Private Minder describes action in the Ravine d'Argonne in a letter back home (37), p.369
“We all had to go up and help the infantry on a raiding party…(so) we went over to the left about a hundred yards…mounted our guns a little higher up on the side of the hill and were told to shoot over there heads whenever we saw a flash from the other side of the valley. That was where the Germans were and also on top of the hill. The infantry started off and in about five minutes little red flashes like fireflies could be seen all over the place. They even seemed to come from the top of the trees…(and) every time we saw a flash, we sent a few shots over in that general direction (and) were very busy changing the gun from one point to another. (But) in a half hour it was all over…”

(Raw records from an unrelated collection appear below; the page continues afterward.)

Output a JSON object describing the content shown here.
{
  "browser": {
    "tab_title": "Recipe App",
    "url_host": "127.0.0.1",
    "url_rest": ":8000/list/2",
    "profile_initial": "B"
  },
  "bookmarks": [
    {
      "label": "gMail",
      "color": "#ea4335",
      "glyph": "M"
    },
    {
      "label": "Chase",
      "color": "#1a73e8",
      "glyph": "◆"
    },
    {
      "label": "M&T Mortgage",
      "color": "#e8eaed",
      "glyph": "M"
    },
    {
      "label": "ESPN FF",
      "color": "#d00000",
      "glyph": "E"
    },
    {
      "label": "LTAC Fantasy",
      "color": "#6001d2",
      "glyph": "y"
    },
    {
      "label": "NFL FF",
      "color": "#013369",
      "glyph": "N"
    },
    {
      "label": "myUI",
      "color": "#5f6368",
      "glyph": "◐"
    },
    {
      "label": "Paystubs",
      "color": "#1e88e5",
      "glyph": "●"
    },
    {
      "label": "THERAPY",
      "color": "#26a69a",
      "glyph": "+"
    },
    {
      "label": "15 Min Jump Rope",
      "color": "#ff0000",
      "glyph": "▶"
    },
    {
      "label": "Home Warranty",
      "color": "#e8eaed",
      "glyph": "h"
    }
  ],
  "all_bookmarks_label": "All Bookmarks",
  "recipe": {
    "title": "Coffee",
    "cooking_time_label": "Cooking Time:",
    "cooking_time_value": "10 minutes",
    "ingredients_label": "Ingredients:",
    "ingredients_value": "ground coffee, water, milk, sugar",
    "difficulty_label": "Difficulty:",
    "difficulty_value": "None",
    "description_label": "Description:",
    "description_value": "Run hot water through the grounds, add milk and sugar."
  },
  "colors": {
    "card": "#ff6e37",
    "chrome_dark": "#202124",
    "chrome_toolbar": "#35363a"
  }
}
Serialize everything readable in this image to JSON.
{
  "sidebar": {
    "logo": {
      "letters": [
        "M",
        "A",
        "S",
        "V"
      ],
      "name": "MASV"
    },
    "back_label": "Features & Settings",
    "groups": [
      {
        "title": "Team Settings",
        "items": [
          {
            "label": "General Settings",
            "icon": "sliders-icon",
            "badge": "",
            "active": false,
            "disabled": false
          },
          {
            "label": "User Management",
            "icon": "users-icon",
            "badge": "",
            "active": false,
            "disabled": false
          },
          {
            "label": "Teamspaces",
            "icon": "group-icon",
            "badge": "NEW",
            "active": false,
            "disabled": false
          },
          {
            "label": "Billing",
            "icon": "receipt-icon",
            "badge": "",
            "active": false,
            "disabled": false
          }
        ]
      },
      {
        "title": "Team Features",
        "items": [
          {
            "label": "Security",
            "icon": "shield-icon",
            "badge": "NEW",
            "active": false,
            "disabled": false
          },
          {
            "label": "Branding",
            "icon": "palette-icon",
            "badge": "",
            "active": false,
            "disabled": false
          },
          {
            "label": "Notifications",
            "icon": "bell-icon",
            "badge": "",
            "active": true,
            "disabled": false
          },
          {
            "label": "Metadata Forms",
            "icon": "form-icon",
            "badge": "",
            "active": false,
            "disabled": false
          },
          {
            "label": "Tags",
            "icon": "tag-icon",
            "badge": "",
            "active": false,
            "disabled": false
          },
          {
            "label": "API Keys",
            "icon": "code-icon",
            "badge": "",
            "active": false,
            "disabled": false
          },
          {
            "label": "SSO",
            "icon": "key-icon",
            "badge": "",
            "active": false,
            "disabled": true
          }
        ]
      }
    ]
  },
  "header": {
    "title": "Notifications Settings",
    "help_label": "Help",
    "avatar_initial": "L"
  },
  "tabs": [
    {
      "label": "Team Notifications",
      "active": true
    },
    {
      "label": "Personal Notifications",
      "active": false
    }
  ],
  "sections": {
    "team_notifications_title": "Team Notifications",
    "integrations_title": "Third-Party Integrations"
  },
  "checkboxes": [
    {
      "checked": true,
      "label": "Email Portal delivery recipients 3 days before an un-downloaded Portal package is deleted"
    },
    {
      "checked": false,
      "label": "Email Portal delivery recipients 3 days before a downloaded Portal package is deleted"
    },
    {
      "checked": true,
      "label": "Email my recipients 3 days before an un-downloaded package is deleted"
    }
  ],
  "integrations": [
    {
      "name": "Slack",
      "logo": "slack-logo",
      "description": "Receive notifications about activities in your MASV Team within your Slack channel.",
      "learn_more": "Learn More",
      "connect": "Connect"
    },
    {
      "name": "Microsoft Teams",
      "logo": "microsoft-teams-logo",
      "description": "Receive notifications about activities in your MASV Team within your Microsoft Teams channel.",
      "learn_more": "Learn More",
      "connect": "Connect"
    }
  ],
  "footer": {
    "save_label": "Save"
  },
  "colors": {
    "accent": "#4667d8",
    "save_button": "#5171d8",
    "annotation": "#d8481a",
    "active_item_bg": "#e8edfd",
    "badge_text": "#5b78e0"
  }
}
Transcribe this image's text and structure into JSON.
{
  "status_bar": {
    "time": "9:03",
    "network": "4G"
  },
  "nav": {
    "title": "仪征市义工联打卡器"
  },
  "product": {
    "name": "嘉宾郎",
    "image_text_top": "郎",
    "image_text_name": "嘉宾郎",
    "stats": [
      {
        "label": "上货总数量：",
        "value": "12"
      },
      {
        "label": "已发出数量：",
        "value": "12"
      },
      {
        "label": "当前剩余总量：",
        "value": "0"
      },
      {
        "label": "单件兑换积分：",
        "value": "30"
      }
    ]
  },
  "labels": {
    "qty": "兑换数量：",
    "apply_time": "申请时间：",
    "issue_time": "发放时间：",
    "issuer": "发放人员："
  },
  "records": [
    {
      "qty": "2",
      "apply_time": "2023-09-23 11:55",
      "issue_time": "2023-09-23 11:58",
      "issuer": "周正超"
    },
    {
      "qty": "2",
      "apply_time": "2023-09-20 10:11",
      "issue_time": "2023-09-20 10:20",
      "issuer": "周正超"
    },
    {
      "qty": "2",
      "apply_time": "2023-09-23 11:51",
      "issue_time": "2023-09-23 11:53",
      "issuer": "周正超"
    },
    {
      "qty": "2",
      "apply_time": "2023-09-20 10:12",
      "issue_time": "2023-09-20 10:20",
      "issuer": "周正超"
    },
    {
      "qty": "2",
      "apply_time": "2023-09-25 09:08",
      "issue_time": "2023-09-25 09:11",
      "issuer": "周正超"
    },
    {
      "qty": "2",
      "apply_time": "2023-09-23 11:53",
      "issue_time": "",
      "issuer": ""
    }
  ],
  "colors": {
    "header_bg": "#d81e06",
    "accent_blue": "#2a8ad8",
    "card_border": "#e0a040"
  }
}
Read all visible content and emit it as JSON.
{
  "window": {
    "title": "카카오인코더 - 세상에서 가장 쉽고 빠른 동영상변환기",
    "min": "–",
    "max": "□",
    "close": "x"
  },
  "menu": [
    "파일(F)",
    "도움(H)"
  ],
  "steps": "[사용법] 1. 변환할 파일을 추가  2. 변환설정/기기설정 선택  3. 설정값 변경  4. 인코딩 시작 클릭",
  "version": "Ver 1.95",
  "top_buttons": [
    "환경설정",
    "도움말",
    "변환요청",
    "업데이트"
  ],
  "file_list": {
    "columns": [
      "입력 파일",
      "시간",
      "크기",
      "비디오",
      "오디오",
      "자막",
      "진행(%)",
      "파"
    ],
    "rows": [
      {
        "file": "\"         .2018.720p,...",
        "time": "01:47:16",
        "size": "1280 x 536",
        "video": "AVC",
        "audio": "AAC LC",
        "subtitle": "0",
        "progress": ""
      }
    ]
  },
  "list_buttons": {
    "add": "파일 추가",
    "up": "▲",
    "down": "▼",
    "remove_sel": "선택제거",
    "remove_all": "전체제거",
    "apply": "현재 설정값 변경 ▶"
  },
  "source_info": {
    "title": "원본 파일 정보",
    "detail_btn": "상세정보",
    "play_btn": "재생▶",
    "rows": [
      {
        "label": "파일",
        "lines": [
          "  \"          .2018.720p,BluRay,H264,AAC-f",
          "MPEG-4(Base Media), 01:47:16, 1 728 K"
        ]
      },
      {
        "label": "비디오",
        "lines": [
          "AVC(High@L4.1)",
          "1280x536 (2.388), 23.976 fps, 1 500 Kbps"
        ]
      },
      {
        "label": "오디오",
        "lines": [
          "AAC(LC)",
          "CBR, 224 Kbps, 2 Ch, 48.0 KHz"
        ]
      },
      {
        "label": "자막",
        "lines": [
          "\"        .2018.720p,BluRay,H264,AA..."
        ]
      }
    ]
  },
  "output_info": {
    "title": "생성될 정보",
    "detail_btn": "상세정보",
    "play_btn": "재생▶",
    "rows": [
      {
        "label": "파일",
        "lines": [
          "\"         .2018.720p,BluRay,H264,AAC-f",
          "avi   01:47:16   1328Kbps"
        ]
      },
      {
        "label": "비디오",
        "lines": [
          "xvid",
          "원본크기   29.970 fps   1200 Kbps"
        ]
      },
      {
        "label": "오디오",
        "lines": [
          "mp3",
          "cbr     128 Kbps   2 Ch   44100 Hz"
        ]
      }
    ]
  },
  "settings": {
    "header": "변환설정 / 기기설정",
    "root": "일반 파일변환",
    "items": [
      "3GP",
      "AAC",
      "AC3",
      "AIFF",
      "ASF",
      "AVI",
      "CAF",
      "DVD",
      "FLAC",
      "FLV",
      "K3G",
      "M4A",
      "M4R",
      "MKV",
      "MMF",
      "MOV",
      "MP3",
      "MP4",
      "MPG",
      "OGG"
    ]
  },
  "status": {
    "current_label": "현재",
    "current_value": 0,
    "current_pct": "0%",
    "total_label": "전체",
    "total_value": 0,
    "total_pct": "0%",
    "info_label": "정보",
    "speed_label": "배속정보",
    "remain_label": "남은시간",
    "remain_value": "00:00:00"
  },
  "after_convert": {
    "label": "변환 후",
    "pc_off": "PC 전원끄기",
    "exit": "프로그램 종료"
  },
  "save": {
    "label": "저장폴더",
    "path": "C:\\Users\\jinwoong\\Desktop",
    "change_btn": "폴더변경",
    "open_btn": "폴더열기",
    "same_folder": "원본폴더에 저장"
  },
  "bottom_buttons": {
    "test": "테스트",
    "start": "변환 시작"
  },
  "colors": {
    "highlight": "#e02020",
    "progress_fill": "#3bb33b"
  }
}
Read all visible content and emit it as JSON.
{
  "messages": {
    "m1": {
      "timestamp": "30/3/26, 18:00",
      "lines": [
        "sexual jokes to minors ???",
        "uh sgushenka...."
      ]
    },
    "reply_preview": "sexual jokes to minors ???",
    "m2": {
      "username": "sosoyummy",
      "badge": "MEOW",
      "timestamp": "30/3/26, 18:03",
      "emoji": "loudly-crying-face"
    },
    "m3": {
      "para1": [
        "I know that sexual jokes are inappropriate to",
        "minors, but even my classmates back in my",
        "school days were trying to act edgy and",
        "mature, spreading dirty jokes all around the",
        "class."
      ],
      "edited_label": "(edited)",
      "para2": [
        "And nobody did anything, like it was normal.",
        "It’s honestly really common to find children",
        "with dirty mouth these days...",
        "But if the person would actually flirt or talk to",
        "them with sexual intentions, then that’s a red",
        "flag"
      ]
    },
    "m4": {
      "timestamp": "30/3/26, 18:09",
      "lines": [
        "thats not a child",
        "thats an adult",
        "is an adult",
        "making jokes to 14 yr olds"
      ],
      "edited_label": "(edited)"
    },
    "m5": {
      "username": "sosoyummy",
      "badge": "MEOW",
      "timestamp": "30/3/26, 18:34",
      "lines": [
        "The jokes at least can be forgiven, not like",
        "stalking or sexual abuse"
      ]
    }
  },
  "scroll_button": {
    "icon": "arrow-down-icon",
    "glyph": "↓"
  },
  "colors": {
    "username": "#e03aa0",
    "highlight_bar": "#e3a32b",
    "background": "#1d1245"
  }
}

2nd Lt. Clarence Davis, 308th (29) p 392
“We were subjected to terrific machine gun fire. The fire of our own artillery did not seem to damage the wire much. They could not find it among the trees. The green men fought remarkably well; you never saw such bravery. But unfortunately, their lack of knowledge of automatic rifles soon exhausted our supply of ammunition as they fired whole clips at a burst and were soon within ten feet of the German’s strongly entrenched position with our ammunition gone. WE took what we could from our fallen comrades and looked in vain for supporting platoons. (But) instead of supporting platoons, Germans came around behind us as well as in front. My knowledge of the Argonne drive from here on is hearsay, for I was captured and sent to a German hospital…”

Unnamed Soldier (21), p. 395
“Bullets flayed the soil in straight streaks, breaking the stiffened limbs of corpses, perforating and ripping up the bodies, plunging into the vacant faces, bespattering the dried out eyes. We feel the heavens burst over our heads and the earth opening under our feet. Everything is swept away by the blasts of a tornado of projectiles.”